If you don’t have a company policy regarding e-mail and Internet usage, there’s no better time than the present to create one, says Paul Jackson, a partner in the employment group at Roetzel & Andress.

Jackson has been drawing up these policies since the mid ’90s, but over the last three years, he’s seen the need — and the demand — for them, rise. He says, policies can enable an employer to investigate past wrongdoing and help curtail current wrongdoing.

“E-mail and obtaining and forwarding objectionable information from the Internet seem to play an ever-increasing role in harassment cases,” he says. “That’s one of the main reasons employers want to have the ability to monitor or restrict Internet and e-mail use. You need to do that as a company just to attempt to minimize liability to some degree.”

A policy outlining allowable e-mail and Internet usage can also help protect trade secrets, he says.

The Stored Communications Act — the law referred to most frequently regarding e-mail usage — basically puts a limit on what the owner of the equipment (the employer) can do. It was written to prohibit wiretapping, but has been applied to situations in which an employer has monitored e-mails or Internet usage.

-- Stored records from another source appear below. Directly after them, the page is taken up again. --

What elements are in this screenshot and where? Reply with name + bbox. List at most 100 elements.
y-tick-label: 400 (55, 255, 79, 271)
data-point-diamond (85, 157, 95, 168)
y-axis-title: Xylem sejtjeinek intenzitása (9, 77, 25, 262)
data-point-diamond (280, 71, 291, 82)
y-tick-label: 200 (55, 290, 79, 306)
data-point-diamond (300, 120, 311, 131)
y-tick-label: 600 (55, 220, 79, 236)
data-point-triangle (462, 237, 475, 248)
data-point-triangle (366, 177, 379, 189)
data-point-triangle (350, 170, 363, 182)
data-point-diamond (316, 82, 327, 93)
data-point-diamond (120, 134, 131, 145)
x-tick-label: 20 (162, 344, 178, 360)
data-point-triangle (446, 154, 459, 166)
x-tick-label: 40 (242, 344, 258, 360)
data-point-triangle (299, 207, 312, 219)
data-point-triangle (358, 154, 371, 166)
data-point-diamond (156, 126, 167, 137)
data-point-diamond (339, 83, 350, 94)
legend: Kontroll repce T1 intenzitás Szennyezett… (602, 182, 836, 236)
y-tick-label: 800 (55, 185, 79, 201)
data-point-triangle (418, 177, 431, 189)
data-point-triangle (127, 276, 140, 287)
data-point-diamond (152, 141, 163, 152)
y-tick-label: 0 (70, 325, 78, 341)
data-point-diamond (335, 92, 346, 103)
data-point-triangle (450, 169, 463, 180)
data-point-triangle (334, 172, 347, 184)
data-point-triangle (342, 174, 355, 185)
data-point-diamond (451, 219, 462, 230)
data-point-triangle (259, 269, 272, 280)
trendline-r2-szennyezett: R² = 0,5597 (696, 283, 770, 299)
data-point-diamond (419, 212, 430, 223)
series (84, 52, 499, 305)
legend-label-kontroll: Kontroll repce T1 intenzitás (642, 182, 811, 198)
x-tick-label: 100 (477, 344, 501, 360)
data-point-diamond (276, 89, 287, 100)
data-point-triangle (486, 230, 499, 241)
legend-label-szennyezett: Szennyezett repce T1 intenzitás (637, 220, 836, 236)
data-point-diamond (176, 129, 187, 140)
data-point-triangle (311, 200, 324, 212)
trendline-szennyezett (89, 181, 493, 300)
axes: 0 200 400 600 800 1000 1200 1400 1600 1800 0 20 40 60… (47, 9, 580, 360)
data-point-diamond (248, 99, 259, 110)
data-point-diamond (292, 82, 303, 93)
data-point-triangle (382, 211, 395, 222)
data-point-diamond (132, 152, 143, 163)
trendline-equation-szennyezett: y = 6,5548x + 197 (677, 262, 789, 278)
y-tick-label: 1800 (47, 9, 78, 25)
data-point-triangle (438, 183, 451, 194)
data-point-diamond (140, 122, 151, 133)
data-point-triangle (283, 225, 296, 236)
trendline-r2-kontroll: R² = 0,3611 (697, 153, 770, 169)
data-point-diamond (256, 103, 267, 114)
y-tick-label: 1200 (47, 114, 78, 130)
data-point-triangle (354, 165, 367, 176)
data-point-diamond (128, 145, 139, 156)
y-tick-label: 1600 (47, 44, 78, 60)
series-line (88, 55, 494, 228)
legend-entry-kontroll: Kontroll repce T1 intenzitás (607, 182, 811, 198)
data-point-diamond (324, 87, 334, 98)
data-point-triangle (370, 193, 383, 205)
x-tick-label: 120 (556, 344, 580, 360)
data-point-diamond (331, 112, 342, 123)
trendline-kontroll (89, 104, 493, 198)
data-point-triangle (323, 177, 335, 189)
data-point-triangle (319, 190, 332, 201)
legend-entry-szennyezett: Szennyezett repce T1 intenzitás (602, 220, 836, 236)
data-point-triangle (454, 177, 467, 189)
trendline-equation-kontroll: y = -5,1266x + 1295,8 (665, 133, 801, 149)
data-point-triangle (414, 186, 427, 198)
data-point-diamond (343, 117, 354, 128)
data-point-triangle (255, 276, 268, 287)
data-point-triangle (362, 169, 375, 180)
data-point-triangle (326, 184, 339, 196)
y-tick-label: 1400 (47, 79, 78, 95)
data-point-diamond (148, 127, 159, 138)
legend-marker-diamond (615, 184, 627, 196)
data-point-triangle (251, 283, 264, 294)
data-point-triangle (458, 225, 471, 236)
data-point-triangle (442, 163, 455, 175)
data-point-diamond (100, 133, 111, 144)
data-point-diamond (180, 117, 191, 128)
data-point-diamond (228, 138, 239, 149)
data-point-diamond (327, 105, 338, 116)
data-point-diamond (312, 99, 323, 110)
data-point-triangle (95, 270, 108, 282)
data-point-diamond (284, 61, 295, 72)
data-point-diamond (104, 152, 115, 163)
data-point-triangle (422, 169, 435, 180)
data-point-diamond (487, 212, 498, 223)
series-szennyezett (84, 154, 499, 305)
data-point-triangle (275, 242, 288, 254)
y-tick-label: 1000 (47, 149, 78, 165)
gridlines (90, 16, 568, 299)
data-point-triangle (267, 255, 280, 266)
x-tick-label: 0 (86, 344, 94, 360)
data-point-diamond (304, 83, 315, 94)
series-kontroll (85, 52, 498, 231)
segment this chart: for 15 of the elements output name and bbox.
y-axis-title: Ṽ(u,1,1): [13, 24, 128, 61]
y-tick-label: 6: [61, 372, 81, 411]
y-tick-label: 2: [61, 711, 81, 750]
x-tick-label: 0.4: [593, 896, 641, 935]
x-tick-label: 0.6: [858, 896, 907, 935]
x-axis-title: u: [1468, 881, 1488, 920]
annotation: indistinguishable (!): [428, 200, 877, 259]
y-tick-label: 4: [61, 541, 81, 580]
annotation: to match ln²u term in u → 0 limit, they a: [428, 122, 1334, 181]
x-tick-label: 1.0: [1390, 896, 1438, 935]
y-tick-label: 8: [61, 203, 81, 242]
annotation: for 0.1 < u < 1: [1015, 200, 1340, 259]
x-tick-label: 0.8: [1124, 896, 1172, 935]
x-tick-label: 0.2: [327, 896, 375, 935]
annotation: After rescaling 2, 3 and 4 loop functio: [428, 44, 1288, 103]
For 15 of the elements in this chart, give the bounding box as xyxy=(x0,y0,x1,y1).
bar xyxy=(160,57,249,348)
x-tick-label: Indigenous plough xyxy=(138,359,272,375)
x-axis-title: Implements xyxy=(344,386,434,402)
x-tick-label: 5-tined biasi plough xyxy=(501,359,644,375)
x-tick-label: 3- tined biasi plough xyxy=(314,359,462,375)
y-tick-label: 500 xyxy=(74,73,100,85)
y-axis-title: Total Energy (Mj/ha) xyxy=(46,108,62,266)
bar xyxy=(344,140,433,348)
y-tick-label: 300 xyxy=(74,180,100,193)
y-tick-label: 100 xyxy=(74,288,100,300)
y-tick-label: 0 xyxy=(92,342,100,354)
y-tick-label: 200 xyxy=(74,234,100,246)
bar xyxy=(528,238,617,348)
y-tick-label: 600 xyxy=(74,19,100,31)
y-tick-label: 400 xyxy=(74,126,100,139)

“Essentially, what the courts have said is that the act only prohibits an employer from accessing e-mail which is in the process of being transmitted or before it’s been viewed by an employee. Once the employee views it or discards it or puts it into permanent storage, then that Stored Communications Act prohibition no longer applies,” Jackson says.

After that point, an employer has a right to access stored or deleted information on a computer.

Jackson offers the following considerations in creating a clear policy on e-mail and Internet usage.

1. Put the policy in writing and put it on your computer system. “Have it in written form and have the employee acknowledge that they’ve received it,” he says. “That removes that issue of, ‘ I didn’t get it.'”

2. Start with a philosophical statement — because you can’t cover every scenario — that e-mail and Internet access are provided as business tools and should only be used for business-related purposes. Make it clear that since the employer owns the equipment, employees have no reasonable expectation of privacy in their e-mails.

3. Include a statement that the company insists that employees respect copyrights, software licenses, and privacy policies.

4. Make it clear the company has and will monitor e-mail activities.

5. State that employees must refrain from making false or other statements which could expose the company to liability, particularly if their e-mail addresses are the company’s e-mail address.

6. Make it clear employees must only access the Internet for business-related purposes, and before they send something from the Internet through the company’s e-mail system, it needs to be approved. This is for content and for security reasons.

7. Even from business-related Web sites, employees should not download files they believe are untrustworthy.

8. “You want to caution your employees not to open an e-mail unless they know where it comes from. That’s not a guarantee, but you’re supposed to know who your source is before you open any attachments,” he says.

9. State that e-mail is not to be used to transfer proprietary information or trade secrets to a competitor.